In between these three main events, Alpha Phi holds various mixers with fraternities and sororities on campus. Mixer activities range from watching popular TV shows to community service events to barbecues and bowling. Alpha Phi tries to vary the activities and brainstorm new and innovative ideas. Future plans including ice skating at Frog Pond with different fraternities.

Internal Events

In addition to this variety of external events, Alpha Phi holds many activities throughout the year to bring the chapter closer together. The largest internal event is the annual chapter retreat, held in the fall to celebrate the new member class and kick off the school year. Past retreats have taken Alpha Phi all over the state, from apple picking in Western Massachusetts to throwing a sleepover in a local hotel. In 2010, the chapter explored Georges Island — one of the Boston Harbor Islands — to enjoy a barbecue, bonding events, and relaxing with all of the sisters. Other internal events include a variety of study breaks and get-togethers, both at the house and on campus. Events during the 2010-2011 academic year included everything from taste-testing a bunch of cakes at the house to getting together to paint nails before Bordeaux.

Academics

The sisters of Alpha Phi, Zeta Phi Chapter are committed to academic endeavors. Alpha Phi girls represent nearly all of MIT's 21 Courses and are tomorrow's engineers, scientists, and world leaders. The chapter is proud of its sisters' accomplishments inside the classroom and the opportunities they receive due to their commitment to excellence. Summers lead APhi girls all over the world, from helping a community in Tanzania to working in the defense industry on the West Coast to interning in research labs in Paris. With the house open to sisters in the summer, girls who stay in Boston interning with great firms or working in labs at various hospitals can enjoy the great location year round.

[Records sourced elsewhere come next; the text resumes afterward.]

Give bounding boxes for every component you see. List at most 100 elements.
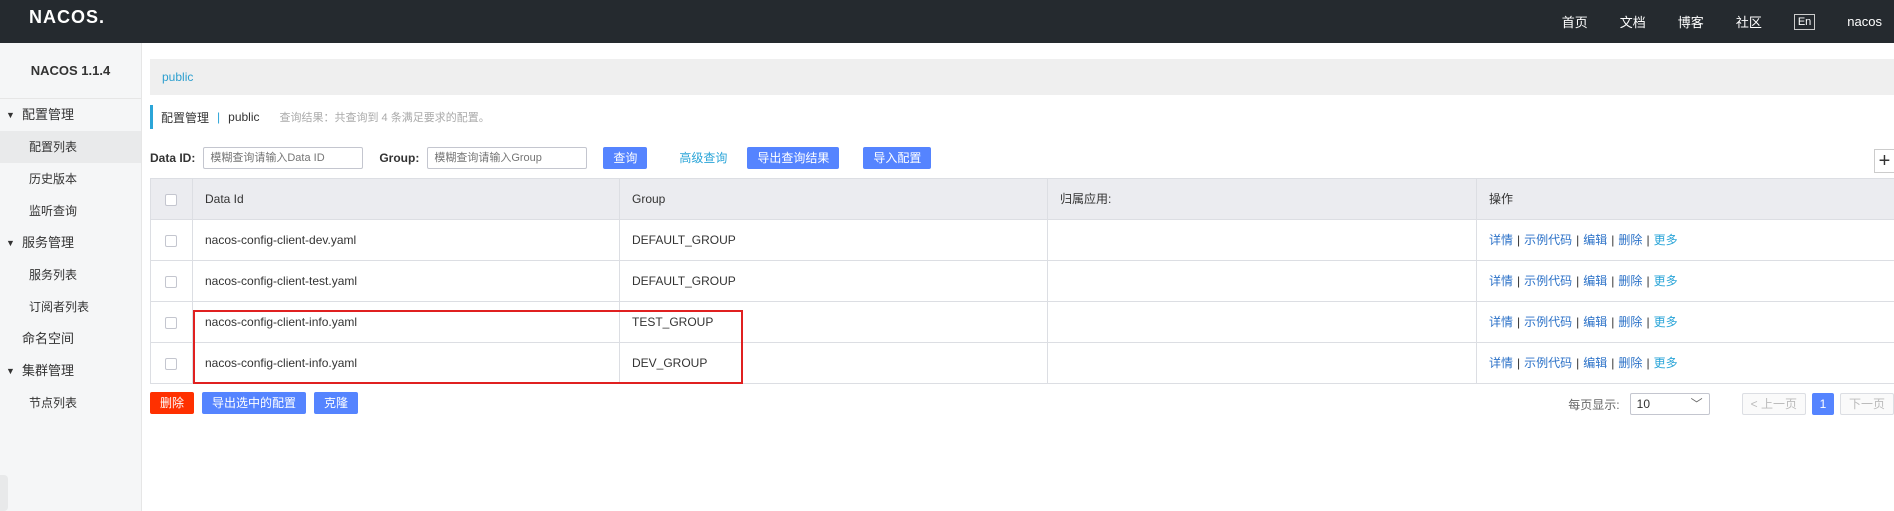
table-row: nacos-config-client-dev.yaml DEFAULT_GRO… [150,220,1894,261]
op-delete[interactable]: 删除 [1618,274,1642,288]
table-header: Data Id Group 归属应用: 操作 [150,179,1894,220]
select-all-checkbox[interactable] [165,193,177,206]
sidebar-group-service[interactable]: ▼ 服务管理 [0,227,141,259]
op-more[interactable]: 更多 [1654,356,1678,370]
current-page[interactable]: 1 [1811,393,1834,415]
op-more[interactable]: 更多 [1654,274,1678,288]
group-input[interactable] [427,147,588,169]
table-footer: 删除 导出选中的配置 克隆 每页显示: 10 ﹀ < 上一页 1 下一页 [150,392,1894,416]
row-checkbox[interactable] [165,234,177,247]
op-detail[interactable]: 详情 [1489,315,1513,329]
op-detail[interactable]: 详情 [1489,356,1513,370]
clone-button[interactable]: 克隆 [314,392,359,414]
row-checkbox[interactable] [165,275,177,288]
row-checkbox[interactable] [165,316,177,329]
cell-dataid: nacos-config-client-dev.yaml [193,220,620,261]
main-content: public 配置管理 | public 查询结果：共查询到 4 条满足要求的配… [150,43,1894,511]
cell-dataid: nacos-config-client-info.yaml [193,343,620,384]
caret-down-icon: ▼ [6,238,15,248]
cell-actions: 详情 | 示例代码 | 编辑 | 删除 | 更多 [1489,274,1678,288]
op-edit[interactable]: 编辑 [1583,356,1607,370]
sidebar-group-label: 集群管理 [22,363,75,378]
cell-actions: 详情 | 示例代码 | 编辑 | 删除 | 更多 [1489,315,1678,329]
page-size-select[interactable]: 10 ﹀ [1629,393,1710,415]
page-title: 配置管理 | public 查询结果：共查询到 4 条满足要求的配置。 [150,105,490,129]
sidebar-group-cluster[interactable]: ▼ 集群管理 [0,355,141,387]
op-detail[interactable]: 详情 [1489,233,1513,247]
sidebar-item-nodes[interactable]: 节点列表 [0,387,141,419]
sidebar-item-service-list[interactable]: 服务列表 [0,259,141,291]
user-name[interactable]: nacos [1847,14,1882,29]
header-dataid: Data Id [193,179,620,220]
op-more[interactable]: 更多 [1654,315,1678,329]
batch-actions: 删除 导出选中的配置 克隆 [150,392,359,414]
header-actions: 操作 [1489,192,1514,206]
op-detail[interactable]: 详情 [1489,274,1513,288]
header-app: 归属应用: [1048,179,1477,220]
dataid-label: Data ID: [150,151,196,165]
import-config-button[interactable]: 导入配置 [863,147,932,169]
chevron-down-icon: ﹀ [1690,397,1703,411]
sidebar-item-namespace[interactable]: 命名空间 [0,323,141,355]
op-delete[interactable]: 删除 [1618,233,1642,247]
op-sample-code[interactable]: 示例代码 [1524,233,1572,247]
sidebar-item-config-list[interactable]: 配置列表 [0,131,141,163]
search-bar: Data ID: Group: 查询 高级查询 导出查询结果 导入配置 + [150,145,1894,173]
query-result-hint: 查询结果：共查询到 4 条满足要求的配置。 [279,112,490,124]
op-edit[interactable]: 编辑 [1583,315,1607,329]
add-config-icon[interactable]: + [1874,149,1894,173]
sidebar-item-subscribers[interactable]: 订阅者列表 [0,291,141,323]
op-sample-code[interactable]: 示例代码 [1524,274,1572,288]
sidebar-group-config[interactable]: ▼ 配置管理 [0,99,141,131]
top-navbar: NACOS. 首页 文档 博客 社区 En nacos [0,0,1894,43]
op-sample-code[interactable]: 示例代码 [1524,356,1572,370]
next-page-button[interactable]: 下一页 [1839,393,1894,415]
version-label: NACOS 1.1.4 [0,43,141,99]
op-edit[interactable]: 编辑 [1583,233,1607,247]
pagination: 每页显示: 10 ﹀ < 上一页 1 下一页 [1568,392,1894,416]
sidebar-item-history[interactable]: 历史版本 [0,163,141,195]
export-query-button[interactable]: 导出查询结果 [747,147,840,169]
query-button[interactable]: 查询 [603,147,648,169]
config-table: Data Id Group 归属应用: 操作 nacos-config-clie… [150,178,1894,384]
batch-delete-button[interactable]: 删除 [150,392,195,414]
cell-app [1048,220,1477,261]
group-label: Group: [379,151,420,165]
nav-home[interactable]: 首页 [1562,12,1588,31]
advanced-query-link[interactable]: 高级查询 [679,147,727,169]
op-edit[interactable]: 编辑 [1583,274,1607,288]
nav-community[interactable]: 社区 [1736,12,1762,31]
table-row: nacos-config-client-info.yaml DEV_GROUP … [150,343,1894,384]
row-select-cell [150,302,193,343]
cell-actions: 详情 | 示例代码 | 编辑 | 删除 | 更多 [1489,233,1678,247]
cell-dataid: nacos-config-client-test.yaml [193,261,620,302]
cell-app [1048,261,1477,302]
sidebar-group-label: 配置管理 [22,107,75,122]
nav-docs[interactable]: 文档 [1620,12,1646,31]
cell-app [1048,343,1477,384]
row-checkbox[interactable] [165,357,177,370]
cell-actions: 详情 | 示例代码 | 编辑 | 删除 | 更多 [1489,356,1678,370]
sidebar-collapse-handle[interactable] [0,475,8,511]
top-nav: 首页 文档 博客 社区 En nacos [1562,0,1894,43]
op-sample-code[interactable]: 示例代码 [1524,315,1572,329]
cell-dataid: nacos-config-client-info.yaml [193,302,620,343]
table-row: nacos-config-client-info.yaml TEST_GROUP… [150,302,1894,343]
namespace-public[interactable]: public [162,59,193,95]
title-separator: | [217,110,221,124]
nacos-logo[interactable]: NACOS. [29,7,105,28]
export-selected-button[interactable]: 导出选中的配置 [202,392,307,414]
op-more[interactable]: 更多 [1654,233,1678,247]
page-size-label: 每页显示: [1568,397,1620,412]
prev-page-button[interactable]: < 上一页 [1741,393,1806,415]
language-toggle[interactable]: En [1793,13,1816,30]
op-delete[interactable]: 删除 [1618,356,1642,370]
dataid-input[interactable] [203,147,364,169]
page-size-value: 10 [1636,397,1650,411]
row-select-cell [150,343,193,384]
header-group: Group [620,179,1048,220]
select-all-cell [150,179,193,220]
nav-blog[interactable]: 博客 [1678,12,1704,31]
sidebar-item-listener[interactable]: 监听查询 [0,195,141,227]
op-delete[interactable]: 删除 [1618,315,1642,329]
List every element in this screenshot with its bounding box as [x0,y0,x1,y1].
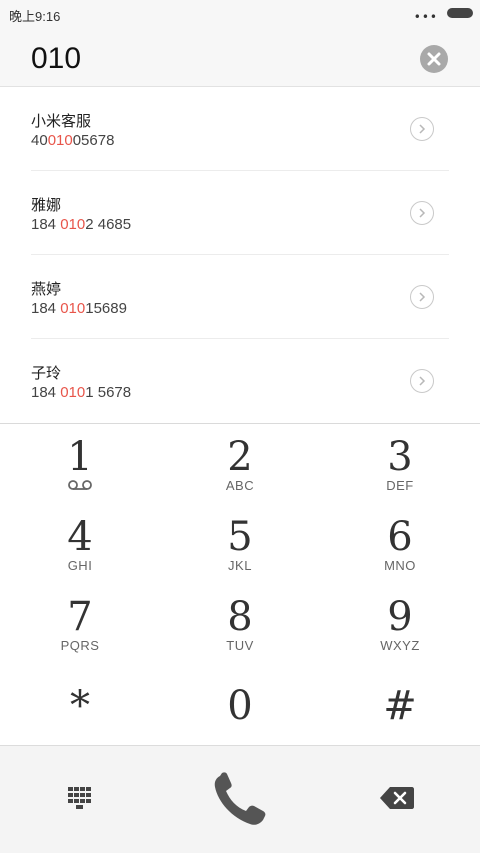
key-star[interactable]: * [0,664,160,744]
backspace-button[interactable] [378,784,416,812]
number-match-highlight: 010 [60,300,86,317]
number-prefix: 40 [31,132,48,149]
key-letters: WXYZ [380,638,420,653]
contact-number: 4001005678 [31,132,114,149]
phone-handset-icon [214,772,266,825]
key-digit: 6 [387,514,413,560]
number-suffix: 2 4685 [85,216,132,233]
voicemail-icon [68,480,92,490]
key-9[interactable]: 9 WXYZ [320,584,480,664]
backspace-icon [380,787,414,809]
key-0[interactable]: 0 [160,664,320,744]
key-digit: 8 [227,594,253,640]
key-digit: 0 [227,683,253,729]
key-letters: ABC [225,478,255,493]
key-hash[interactable]: # [320,664,480,744]
number-prefix: 184 [31,384,61,401]
contact-result-row[interactable]: 雅娜 184 0102 4685 [0,171,480,255]
contact-result-row[interactable]: 燕婷 184 01015689 [0,255,480,339]
dialed-number-input[interactable]: 010 [31,42,81,76]
number-prefix: 184 [31,216,61,233]
number-suffix: 1 5678 [85,384,132,401]
number-match-highlight: 010 [47,132,73,149]
contact-detail-button[interactable] [410,285,434,309]
contact-results-list: 小米客服 4001005678 雅娜 184 0102 4685 燕婷 184 … [0,87,480,423]
key-digit: # [383,683,417,729]
number-match-highlight: 010 [60,216,86,233]
dial-keypad: 1 2 ABC 3 DEF 4 GHI 5 JKL 6 MNO 7 PQRS 8… [0,423,480,745]
key-letters: MNO [384,558,416,573]
key-letters: GHI [67,558,93,573]
contact-detail-button[interactable] [410,201,434,225]
dialer-action-bar [0,745,480,853]
key-8[interactable]: 8 TUV [160,584,320,664]
contact-detail-button[interactable] [410,117,434,141]
close-circle-icon [427,52,441,66]
contact-name: 小米客服 [31,112,92,130]
status-time: 晚上9:16 [9,9,61,24]
key-digit: 5 [227,514,253,560]
key-2[interactable]: 2 ABC [160,424,320,504]
status-bar: 晚上9:16 ••• [0,0,480,28]
contact-name: 雅娜 [31,196,62,214]
number-suffix: 15689 [85,300,127,317]
key-digit: 4 [67,514,93,560]
dial-header: 010 [0,28,480,87]
dialpad-grid-icon [68,787,91,809]
contact-result-row[interactable]: 子玲 184 0101 5678 [0,339,480,423]
contact-name: 子玲 [31,364,62,382]
key-digit: 9 [387,594,413,640]
key-letters: JKL [228,558,252,573]
key-letters: PQRS [60,638,100,653]
battery-icon [447,8,473,18]
key-1[interactable]: 1 [0,424,160,504]
key-5[interactable]: 5 JKL [160,504,320,584]
contact-result-row[interactable]: 小米客服 4001005678 [0,87,480,171]
key-digit: 7 [67,594,93,640]
chevron-right-circle-icon [419,292,426,302]
key-digit: 1 [67,434,93,480]
contact-name: 燕婷 [31,280,62,298]
chevron-right-circle-icon [419,124,426,134]
contact-number: 184 01015689 [31,300,127,317]
chevron-right-circle-icon [419,376,426,386]
number-prefix: 184 [31,300,61,317]
contact-number: 184 0101 5678 [31,384,131,401]
status-more-dots: ••• [413,10,438,24]
call-button[interactable] [206,768,274,832]
contact-detail-button[interactable] [410,369,434,393]
key-letters: DEF [386,478,414,493]
number-suffix: 05678 [72,132,115,149]
chevron-right-circle-icon [419,208,426,218]
key-letters: TUV [226,638,254,653]
key-3[interactable]: 3 DEF [320,424,480,504]
key-digit: 2 [227,434,253,480]
key-4[interactable]: 4 GHI [0,504,160,584]
clear-input-button[interactable] [420,45,448,73]
key-7[interactable]: 7 PQRS [0,584,160,664]
number-match-highlight: 010 [60,384,86,401]
key-6[interactable]: 6 MNO [320,504,480,584]
key-digit: * [70,683,90,729]
key-digit: 3 [387,434,413,480]
dialpad-toggle-button[interactable] [62,782,98,814]
contact-number: 184 0102 4685 [31,216,131,233]
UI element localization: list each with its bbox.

The house features many common areas available for group coursework including the parlor, chapter room, dining room, TV/ living room, and pink room lounge. For quiet work, the sisters use the house study, which features beautiful woodwork, long tables, its own library collection, and a technology center with five Macintosh and PC computers, three printers, and a scanner. The house has access to the MIT Wi-Fi and network, so psetting and working at the house is simple.

At Alpha Phi, sisters are always ready to offer a helping hand. Sisters teach review sessions before tests, organize regular dinners with professors, honor academics in an annual Scholarship Banquet, and continue to contribute to the chapter's extensive collection of past years' school coursework. Being the oldest sorority on campus gives Alpha Phi great connections to the largest sorority network of alumnae on campus.